Masahisa Jinushi (The University of Tokyo, Tokyo, Japan) reported the mechanisms hampering vaccine effectiveness and the potentials for combining anti-CTLA-4 therapy. It was observed that GM-CSF-deficient mice are defective in apoptotic cell phagocytosis and develop autoimmune manifestations including pulmonary alveolar proteinosis, SLE, insulitis and diabetes 272. GM-CSF transduction restores the production of cytokines that regulate T helper cell differentiation (TGF-β, IL-1b IL-4 IL-12p70 and IL-23p19) in response to apoptotic cells. GM-CSF regulates the phagocytosis of apoptotic cells by antigen presenting cells and modulates the function of the phagocyte receptors milk fat globule EGF 8 (MGF-E8), a protein secreted at high levels by melanomas during the vertical growth phase. MGF-E8 has pleiotropic functions in the tumor microenvironment including promoting cancer cell survival, invasion and immune suppression.
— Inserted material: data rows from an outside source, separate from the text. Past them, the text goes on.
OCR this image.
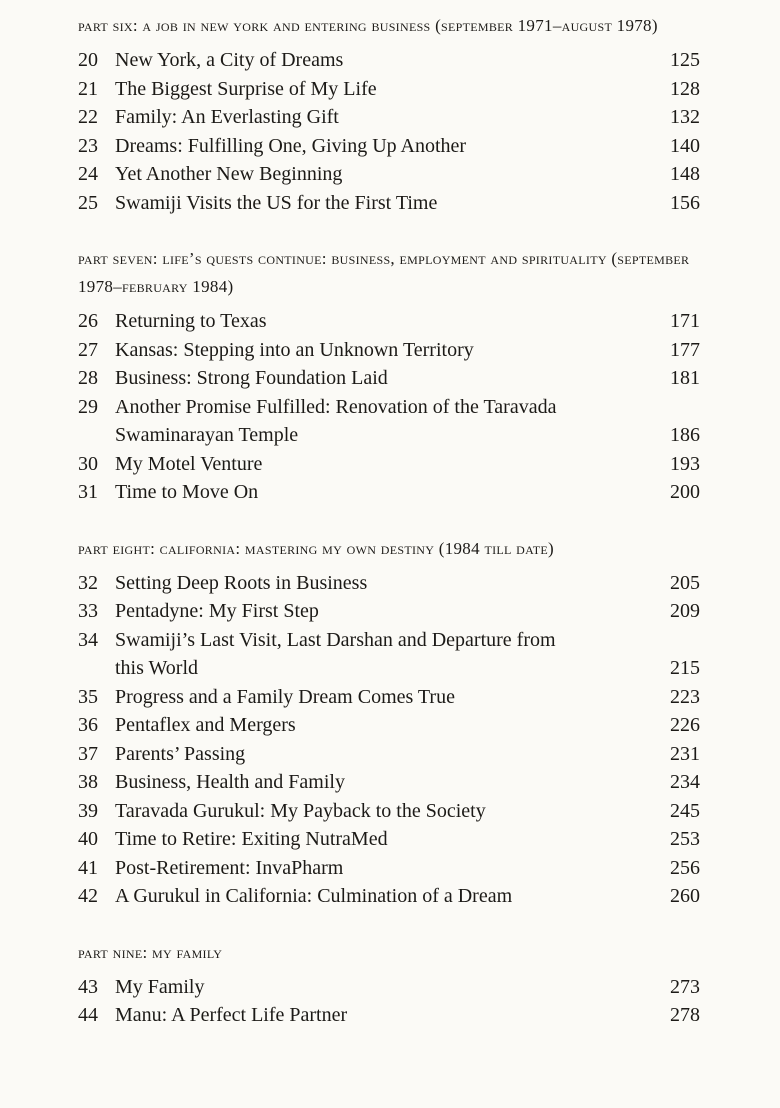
part six: a job in new york and entering business (september 1971–august 1978)

20 New York, a City of Dreams	125
21 The Biggest Surprise of My Life	128
22 Family: An Everlasting Gift	132
23 Dreams: Fulfilling One, Giving Up Another	140
24 Yet Another New Beginning	148
25 Swamiji Visits the US for the First Time	156

part seven: life’s quests continue: business, employment and spirituality (september 1978–february 1984)

26 Returning to Texas	171
27 Kansas: Stepping into an Unknown Territory	177
28 Business: Strong Foundation Laid	181
29 Another Promise Fulfilled: Renovation of the Taravada Swaminarayan Temple	186
30 My Motel Venture	193
31 Time to Move On	200

part eight: california: mastering my own destiny (1984 till date)

32 Setting Deep Roots in Business	205
33 Pentadyne: My First Step	209
34 Swamiji’s Last Visit, Last Darshan and Departure from this World	215
35 Progress and a Family Dream Comes True	223
36 Pentaflex and Mergers	226
37 Parents’ Passing	231
38 Business, Health and Family	234
39 Taravada Gurukul: My Payback to the Society	245
40 Time to Retire: Exiting NutraMed	253
41 Post-Retirement: InvaPharm	256
42 A Gurukul in California: Culmination of a Dream	260

part nine: my family

43 My Family	273
44 Manu: A Perfect Life Partner	278
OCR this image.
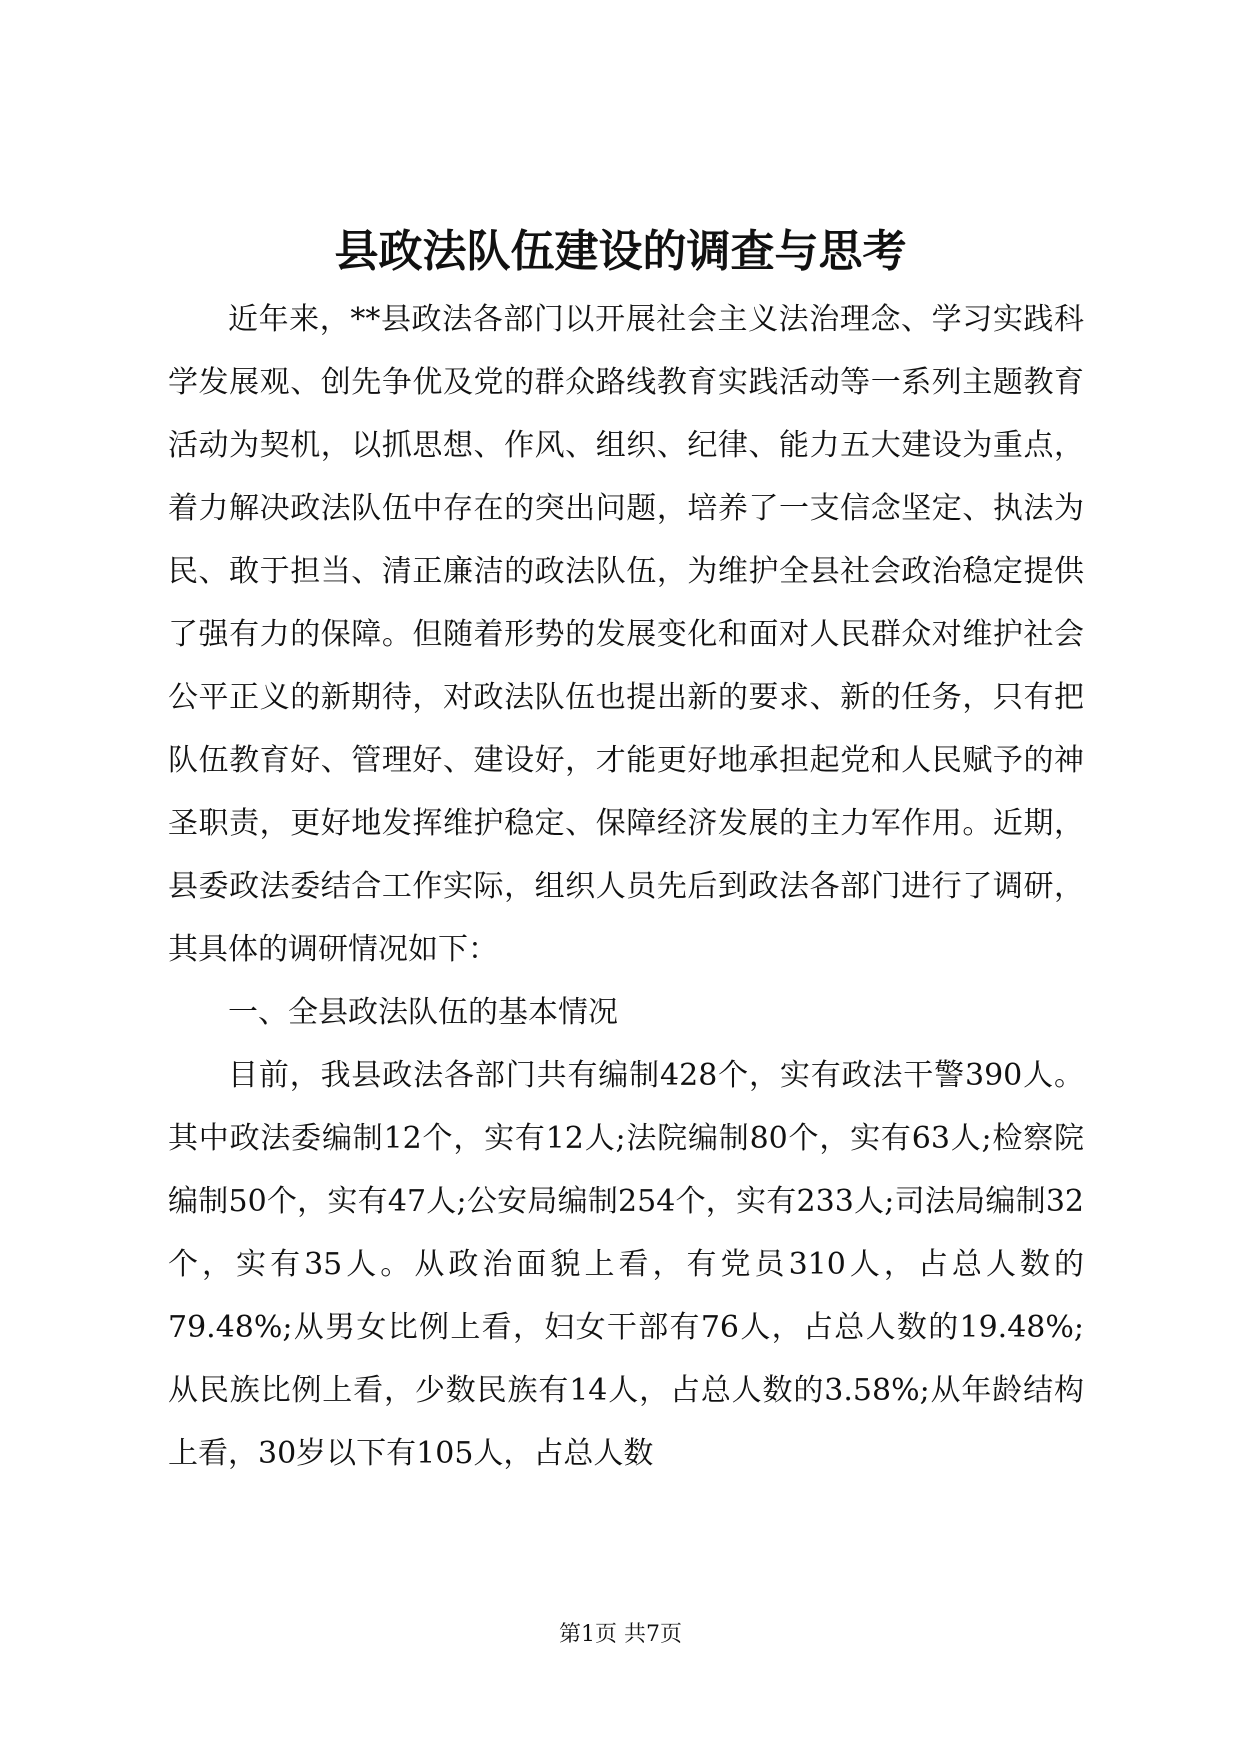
县政法队伍建设的调查与思考

近年来，**县政法各部门以开展社会主义法治理念、学习实践科学发展观、创先争优及党的群众路线教育实践活动等一系列主题教育活动为契机，以抓思想、作风、组织、纪律、能力五大建设为重点，着力解决政法队伍中存在的突出问题，培养了一支信念坚定、执法为民、敢于担当、清正廉洁的政法队伍，为维护全县社会政治稳定提供了强有力的保障。但随着形势的发展变化和面对人民群众对维护社会公平正义的新期待，对政法队伍也提出新的要求、新的任务，只有把队伍教育好、管理好、建设好，才能更好地承担起党和人民赋予的神圣职责，更好地发挥维护稳定、保障经济发展的主力军作用。近期，县委政法委结合工作实际，组织人员先后到政法各部门进行了调研，其具体的调研情况如下：

一、全县政法队伍的基本情况

目前，我县政法各部门共有编制428个，实有政法干警390人。其中政法委编制12个，实有12人;法院编制80个，实有63人;检察院编制50个，实有47人;公安局编制254个，实有233人;司法局编制32个，实有35人。从政治面貌上看，有党员310人，占总人数的79.48%;从男女比例上看，妇女干部有76人，占总人数的19.48%;从民族比例上看，少数民族有14人，占总人数的3.58%;从年龄结构上看，30岁以下有105人，占总人数

第1页 共7页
While GM-CSF regulates T helper cell differentiation by MFG-E8, TLR stimulation suppresses MFG-E8 production by antigen presenting cells resulting in increased allo-mixed lymphocyte reaction in apoptotic cell loaded macrophages-driven splenocytes proliferation 272. Blockade of MFG-E8 in tumor cells potentiates GVAX therapeutic immunity in the B16 mouse melanoma model. GVAX/RGE (inhibitor of MFG-E8) vaccines decreases Tregs and decreases tumor specific CD8+ T cell effectors with decrease of FoxP3 and increase in CD69 expressing CD8 T cells 273. MFG-E8 expression in melanoma patients with advanced stage is high and not detected in non advanced stage melanoma and nevi 274. Thus, MFG-E8 might be considered a negative regulator of GVAX induced immunity by regulating Treg/Teff balance. It is a prognostic factor and may predict response to GVAX and possibly other types of immunotherapy as recently shown by Aloysius el al 275 with various cancers vaccinated with hTERT peptide-pulsed DCs and by Tatsumi et al. 276 in the context of renal cell carcinoma and melanoma.